21 Soweit die Antragstellerin in ihrer Widerspruchsbegründung und einer Ergänzung zur Widerspruchsbegründung weitere Punkte wie insbesondere die Forstauflagen zu Ausgleichsflächen, die Ersetzung des gemeindlichen Einvernehmens, die Holzfällungs- und Bauzeiten-Regelung, den Eingriff in den Wald, die Ausgleichs- und Ersatzmaßnahmen, die Rückbausicherung, Gefahren durch Mikroplastik, den Wertverlust ihrer Immobilie, die Dauer-Nachtbeleuchtung der Windenergieanlagen, die Abfallwirtschaft und den Bodenschutz, eine Verletzung des Denkmalschutzrechts sowie einen Verstoß gegen das seit Februar 2026 in Kraft getretene Moratorium – § 2c RegBkPlG Novelle – rügt, hat sie diese Argumentation weder in ihre Antragsbegründung aufgenommen noch in der Antragsschrift auf die Widerspruchsbegründung Bezug genommen. Bei der Prüfung des Antrags ist das Gericht auf die binnen der Frist nach § 63 Abs. 2 Satz 1 BImSchG vorgebrachten Gründe beschränkt (vgl. VGH Kassel Beschluss vom 26. November 2025 – 11 B 1862/25 – juris Rn. 23; Morath, in: BeckOK UmweltR/Morath, 77. Ed. 1.1.2026, BImSchG § 63 Rn. 18).
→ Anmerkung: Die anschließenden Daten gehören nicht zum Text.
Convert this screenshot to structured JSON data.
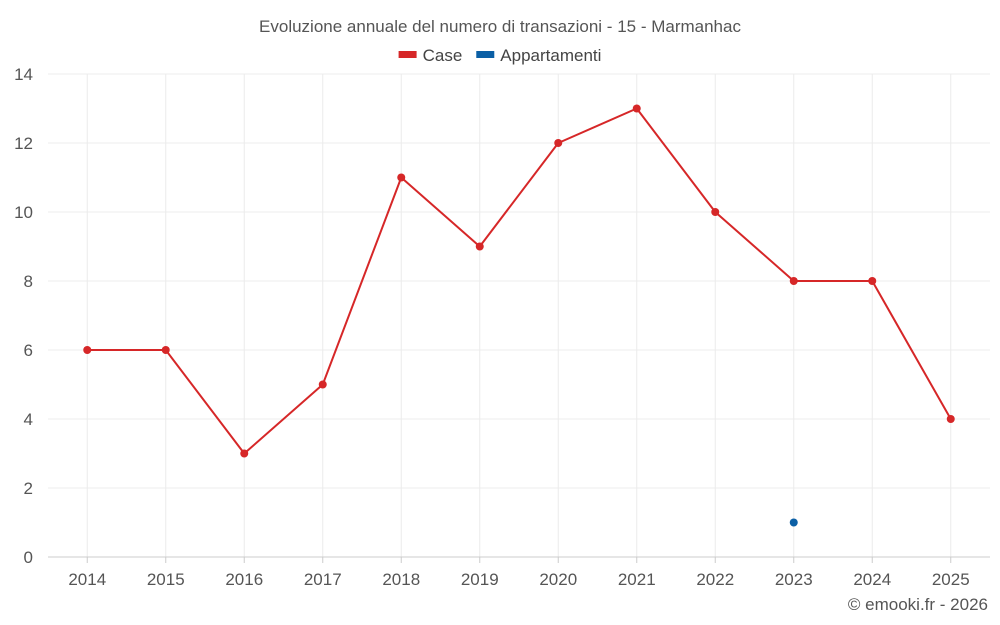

22 Die Kostenentscheidung folgt aus § 154 Abs. 1 und § 162 Abs. 3 VwGO. Die außergerichtlichen Kosten der Beigeladenen sind aus Billigkeitsgründen für erstattungsfähig zu erklären, weil die Beigeladene einen eigenen Sachantrag gestellt hat und damit auch ein eigenes Kostenrisiko eingegangen ist (vgl. § 154 Abs. 3 VwGO).
23 Die Streitwertfestsetzung beruht auf §§ 52 Abs. 1, 53 Abs. 2 Nr. 2 GKG i.V.m. Nr. 19.2, Nr. 2.2.2 und Nr. 1.5 Satz 1 Streitwertkatalog 2025.
24 Dieser Beschluss ist unanfechtbar (§ 152 Abs. 1 VwGO).